老张看了看压力表和温度计,皱了皱眉。他检查了风门,通了通炉箅子,一切正常。可炉膛里的火焰,却显得有些……“无力”,不是那种蓬勃炽烈的橘黄色,而是带着点诡异的、幽幽的蓝绿色边缘,火苗飘忽不定,仿佛在抗拒着燃烧。

这很不寻常。这台老炉子虽然旧,但火力一向凶猛稳定。

更让他心里发毛的是,隔着厚厚的炉门和耐火砖,他似乎听到了一种极其细微的、断断续续的声音。不是火焰的呼啸,也不是金属的热胀冷缩,那声音,更像是指甲……在轻轻刮擦内壁?

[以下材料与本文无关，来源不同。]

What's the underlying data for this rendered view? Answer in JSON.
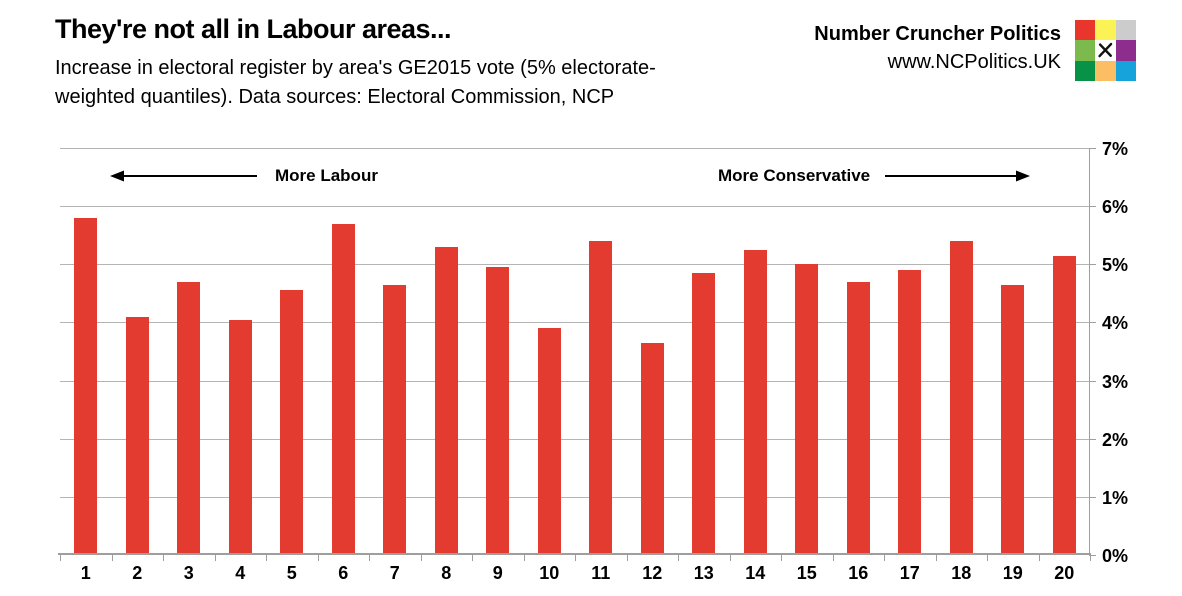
{
  "header": {
    "title": "They're not all in Labour areas...",
    "subtitle_line1": "Increase in electoral register by area's GE2015 vote (5% electorate-",
    "subtitle_line2": "weighted quantiles). Data sources: Electoral Commission, NCP"
  },
  "brand": {
    "name": "Number Cruncher Politics",
    "website": "www.NCPolitics.UK",
    "logo_colors": [
      "#E8362C",
      "#FBF255",
      "#CCCCCC",
      "#7CBA4D",
      "#FFFFFF",
      "#8D2D8E",
      "#079247",
      "#FBBE62",
      "#16A3DC"
    ],
    "logo_mark": "ballot-x"
  },
  "chart_data": {
    "type": "bar",
    "title": "They're not all in Labour areas...",
    "subtitle": "Increase in electoral register by area's GE2015 vote (5% electorate-weighted quantiles). Data sources: Electoral Commission, NCP",
    "categories": [
      "1",
      "2",
      "3",
      "4",
      "5",
      "6",
      "7",
      "8",
      "9",
      "10",
      "11",
      "12",
      "13",
      "14",
      "15",
      "16",
      "17",
      "18",
      "19",
      "20"
    ],
    "values": [
      5.8,
      4.1,
      4.7,
      4.05,
      4.55,
      5.7,
      4.65,
      5.3,
      4.95,
      3.9,
      5.4,
      3.65,
      4.85,
      5.25,
      5.0,
      4.7,
      4.9,
      5.4,
      4.65,
      5.15
    ],
    "unit": "%",
    "xlabel": "",
    "ylabel": "",
    "ylim": [
      0,
      7
    ],
    "ytick_step": 1,
    "yticks": [
      "0%",
      "1%",
      "2%",
      "3%",
      "4%",
      "5%",
      "6%",
      "7%"
    ],
    "y_axis_side": "right",
    "grid": true,
    "legend": false,
    "annotations": {
      "left": {
        "label": "More Labour",
        "arrow": "left"
      },
      "right": {
        "label": "More Conservative",
        "arrow": "right"
      }
    },
    "bar_color": "#E33B30",
    "gridline_color": "#B4B4B4",
    "axis_color": "#9E9E9E",
    "text_color": "#000000"
  }
}
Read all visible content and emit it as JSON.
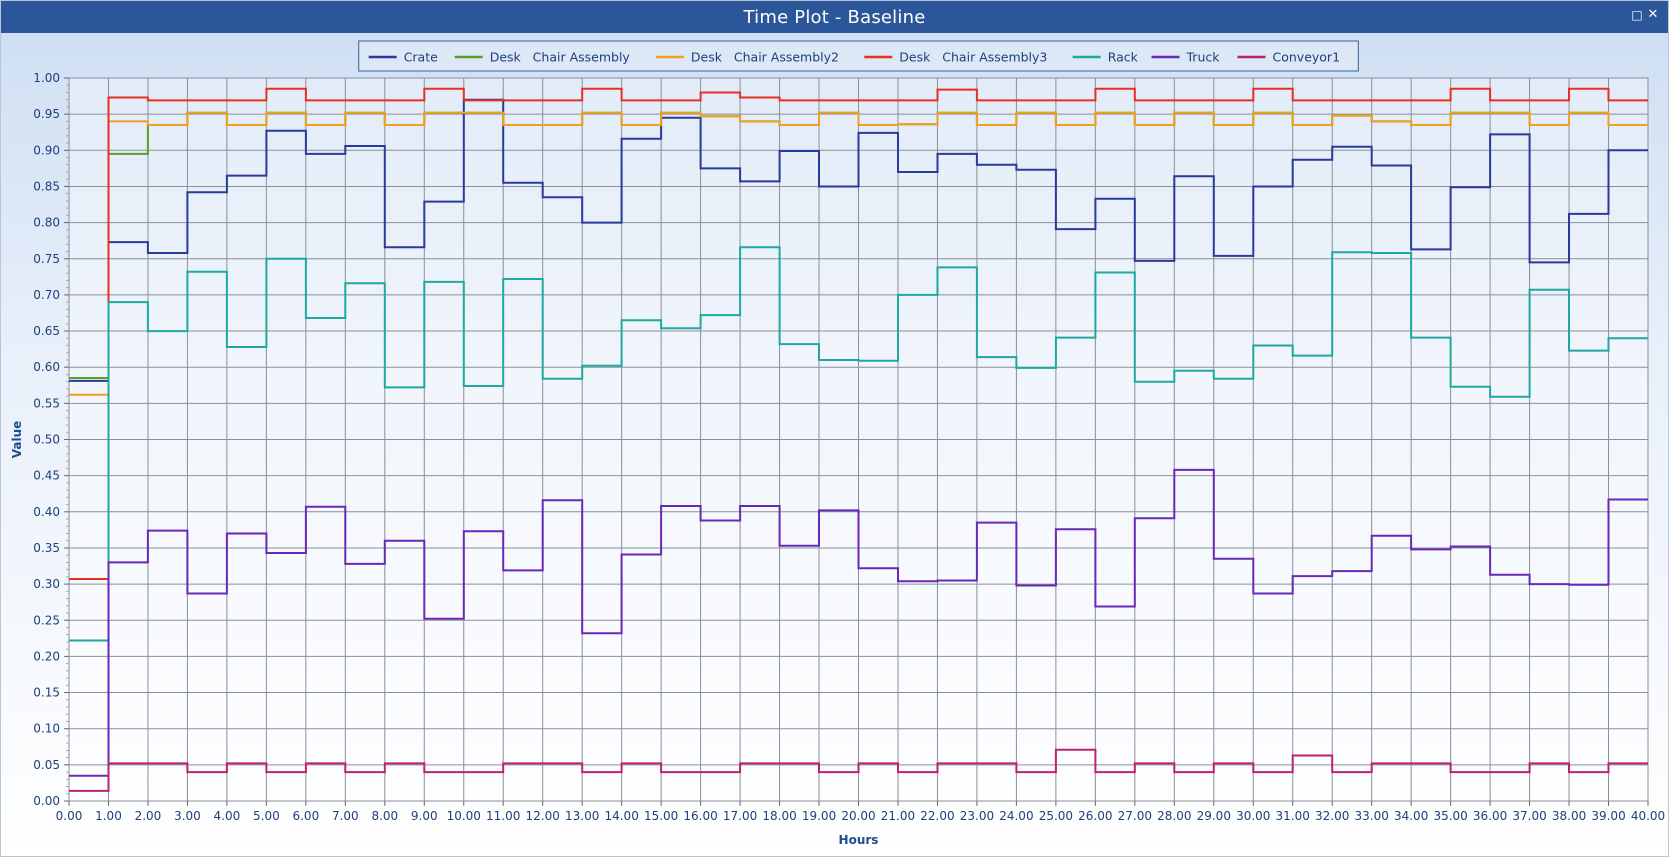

老张停下动作,侧耳细听。声音又消失了,只有炉子不温不火的运行声。

“老了,耳朵出毛病了。”他咕哝一句,决定再加大点风量。

温度终于勉强达到了要求,但燃烧时间却比平时长了许多。老张耐着性子守着,心里那点异样的感觉越来越清晰。终于到了冷却时间,他打开炉门,准备清理骨灰。

炉膛内的景象让他愣住了。

骨灰很白,很细,这正常。但不正常的是,在那一小堆骨灰的正中央,赫然躺着一枚东西——一枚戒指。样式很老,似乎是银质的,上面镶嵌着一小块已经失去光泽的、暗绿色的石头。

这怎么可能?!

焚化炉的温度足以熔化黄金,一枚银戒指怎么可能完好无损地留存下来?而且,遗体入炉前,他确认过,老太太手上、身上没有任何金属饰品。这戒指是哪里来的?

老张感到一股寒气从脚底升起,瞬间冲散了炉口残留的余温。他盯着那枚戒指,它静静地躺在白骨灰中,像一个冰冷的、充满嘲讽的眼睛。

他戴上厚手套,小心翼翼地将戒指取了出来。入手冰凉刺骨,完全不像刚从高温炉膛里出来的东西。他把它放在操作台一个角落的搪瓷盘里,决定等下班后交给领导处理。

接下来的半天,老张心神不宁。他总是忍不住去看那枚戒指。车间里光线昏暗,那枚暗绿色的石头,偶尔会极快地闪过一丝微弱的光,像是活物在眨眼。

下班时间到了,同事们都陆续离开。老张磨蹭着,他有点不想独自处理这邪门的东西。最终,他还是拿起搪瓷盘,准备去办公室。

就在这时,车间里的灯,啪嗒一声,全灭了。

不是跳闸,因为窗外其他建筑的灯光还亮着。是这片区域的线路出了问题?老张心里骂了一句,摸黑凭着记忆往门口走。车间里只有设备指示灯微弱的红光,以及窗外透进来的、清冷的月光,将巨大的炉体和阴影切割成怪诞的形状。

他走到门口,却发现门推不动了。不是锁死,而是像被什么东西从外面顶住了。他用力晃了晃,门纹丝不动。

一种被隔绝的、孤立无援的感觉瞬间攫住了他。空旷、黑暗的焚化车间,此刻显得无比逼仄和阴森。他下意识地回头,望向操作台的方向。

在月光和指示灯的微光下,他看见,那个放在搪瓷盘里的戒指,正散发着幽幽的、淡绿色的光芒!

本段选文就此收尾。